Friday, June 24, 2011

Yields go past 12% and we’re printing t-shirts

It might only have been for a fleeting moment but the measure of Irish 10-year bond yields as constructed by Bloomberg broke through the 12% barrier this morning.

Bond Yields 1D 24-06-11

It fell below 12% as quickly as it rose above it but at 11.9% the difference is marginal.

What has been the response of the Minister of Finance? “Let’s print some t-shirts.”  This is from a report in today’s Irish Examiner.

"We are thinking of printing t-shirts in the Department of Finance, they won’t be given out free, they will be for sale of course, saying ‘Ireland is not Greece’ ... across the front and back of them," Noonan said.

3 comments:

  1. Seamus.
    I wonder why this is? I have a suspicion that that Irish people incl funds etc are beginning to realise that large European banks and sovereigns may not be as safe as they thought they were. Given that the ECB is hell bent on proctecting the bondholders in every last living and dead bank throughout the EZ and in every shaky country throughout the EZ would incline a reasonable person to think that all is not well with Europe. And one might be better off investing in Irish bonds at 12% than buying a pig in a poke full of naked cds.

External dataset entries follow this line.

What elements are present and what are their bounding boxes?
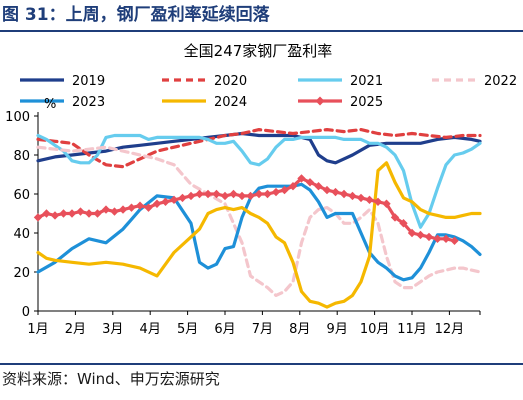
x-tick-label: 8月 xyxy=(289,322,310,337)
plot-area: 0 20 40 60 80 100% 1月 2月 3月 4月 5月 6月 7月 8月 9月 10月 11月 12月 xyxy=(5,97,482,337)
data-point-2025 xyxy=(93,209,102,218)
x-tick-label: 12月 xyxy=(435,322,465,337)
data-point-2025 xyxy=(373,197,383,206)
x-tick-label: 9月 xyxy=(327,322,348,337)
legend-label: 2022 xyxy=(484,74,517,89)
data-point-2025 xyxy=(186,191,196,201)
legend-label: 2025 xyxy=(350,95,383,110)
data-point-2025 xyxy=(433,234,442,244)
data-point-2025 xyxy=(127,203,136,212)
data-point-2025 xyxy=(229,189,238,199)
data-point-2025 xyxy=(220,191,230,201)
data-point-2025 xyxy=(169,195,179,205)
legend-marker xyxy=(315,96,325,106)
y-tick-label: 60 xyxy=(13,188,30,203)
data-point-2025 xyxy=(450,236,459,245)
data-point-2025 xyxy=(339,189,349,199)
data-point-2025 xyxy=(110,207,119,216)
data-point-2025 xyxy=(144,203,153,212)
data-point-2025 xyxy=(42,209,51,218)
data-point-2025 xyxy=(407,228,417,238)
data-point-2025 xyxy=(399,219,408,228)
y-tick-label: 80 xyxy=(13,149,30,164)
source-note: 资料来源：Wind、申万宏源研究 xyxy=(2,370,220,388)
legend-label: 2024 xyxy=(214,95,247,110)
legend-item-2022: 2022 xyxy=(432,74,517,89)
legend-item-2023: 2023 xyxy=(20,95,105,110)
legend-item-2020: 2020 xyxy=(162,74,247,89)
data-point-2025 xyxy=(212,189,221,199)
data-point-2025 xyxy=(441,234,451,244)
x-tick-label: 10月 xyxy=(360,322,390,337)
data-point-2025 xyxy=(424,232,434,242)
data-point-2025 xyxy=(195,189,204,199)
legend-label: 2019 xyxy=(72,74,105,89)
y-axis-unit: % xyxy=(44,97,56,112)
data-point-2025 xyxy=(382,199,391,208)
data-point-2025 xyxy=(263,189,272,199)
data-point-2025 xyxy=(305,178,315,187)
y-tick-label: 40 xyxy=(13,227,30,242)
x-tick-label: 6月 xyxy=(214,322,235,337)
data-point-2025 xyxy=(59,209,68,218)
data-point-2025 xyxy=(135,201,145,210)
data-point-2025 xyxy=(246,191,255,201)
data-point-2025 xyxy=(237,191,247,201)
x-tick-label: 5月 xyxy=(177,322,198,337)
data-point-2025 xyxy=(331,187,340,197)
x-tick-label: 7月 xyxy=(252,322,273,337)
legend-label: 2023 xyxy=(72,95,105,110)
figure-title: 图 31：上周，钢厂盈利率延续回落 xyxy=(2,5,270,25)
x-tick-label: 11月 xyxy=(397,322,427,337)
legend-label: 2021 xyxy=(350,74,383,89)
legend: 2019 2020 2021 2022 2023 2024 2025 xyxy=(20,74,517,110)
data-point-2025 xyxy=(356,193,366,203)
data-point-2025 xyxy=(152,199,162,208)
legend-label: 2020 xyxy=(214,74,247,89)
x-tick-label: 3月 xyxy=(102,322,123,337)
x-tick-label: 1月 xyxy=(27,322,48,337)
legend-item-2025: 2025 xyxy=(298,95,383,110)
data-point-2025 xyxy=(84,209,94,218)
series-line-2021 xyxy=(36,133,482,229)
title-rule xyxy=(0,30,523,32)
data-point-2025 xyxy=(76,207,85,216)
data-point-2025 xyxy=(322,185,332,195)
legend-item-2019: 2019 xyxy=(20,74,105,89)
series-line-2020 xyxy=(36,127,482,169)
data-point-2025 xyxy=(390,213,400,222)
data-point-2025 xyxy=(161,197,170,206)
line-chart: 全国247家钢厂盈利率 2019 2020 2021 2022 2023 2024 2025… xyxy=(5,42,517,337)
data-point-2025 xyxy=(297,174,306,183)
series-line-2024 xyxy=(36,161,482,309)
y-tick-label: 20 xyxy=(13,266,30,281)
legend-item-2024: 2024 xyxy=(162,95,247,110)
series-line-2023 xyxy=(36,182,482,282)
data-point-2025 xyxy=(50,211,60,220)
data-point-2025 xyxy=(416,230,425,240)
data-point-2025 xyxy=(178,193,187,203)
data-point-2025 xyxy=(67,209,77,218)
data-point-2025 xyxy=(203,189,213,199)
data-point-2025 xyxy=(280,185,289,195)
data-point-2025 xyxy=(365,195,374,205)
data-point-2025 xyxy=(271,187,281,197)
data-point-2025 xyxy=(254,189,264,199)
data-point-2025 xyxy=(101,205,111,214)
chart-title: 全国247家钢厂盈利率 xyxy=(184,42,333,60)
data-point-2025 xyxy=(314,182,323,191)
data-point-2025 xyxy=(118,205,128,214)
source-rule xyxy=(0,363,523,365)
legend-item-2021: 2021 xyxy=(298,74,383,89)
data-point-2025 xyxy=(33,213,43,222)
y-tick-label: 0 xyxy=(22,305,30,320)
data-point-2025 xyxy=(348,191,357,201)
y-tick-label: 100 xyxy=(5,110,30,125)
x-tick-label: 4月 xyxy=(140,322,161,337)
series-line-2022 xyxy=(36,145,482,297)
x-tick-label: 2月 xyxy=(65,322,86,337)
data-point-2025 xyxy=(288,182,298,191)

    Personally I think Irish bonds are great value. I tried to see if I could put my very small pension fund into Irish bonds a few months ago. I was told no!. Can't be done. I had figured that with a 25% default day one they would pay better that no default German bonds over a six year period.
    Still I was told by two Irish large pension funds (Irish Life and New Ireland) that they have no pension fund exclusive to Irish bonds.
    Better to give the money to the Germans! or whoever.

    ReplyDelete
  2. Hi Joseph,

    Interesting comments. The rules about pension funds are restrictive. The are obligated NOT to have a pension fund exclusive to Irish bonds.

    If we could put the resources in our pension funds to domestic use we could buy up Irish bonds in the secondary market. As you say even at a default of 25% there would still be a profit!

    It also means that if/when we do return to markets we will be dependent on international investors which is unusual given that we have a household savings rate that is north of 10% and close to €100 billion already in pension funds.

    Which bond would you like to buy?

    Ireland: Outstanding Bonds"

    ReplyDelete
  3. Seamus

    Oh, I would go for the 10 year at 12% and hope that I am still alive to collect.
    I was not aware of the obligation on pension funds NOT to have an Irish bond fund.
    For a government that has been funding up to 50% of contributions to the funds, the stipulation has a Groucho Marx quality to it.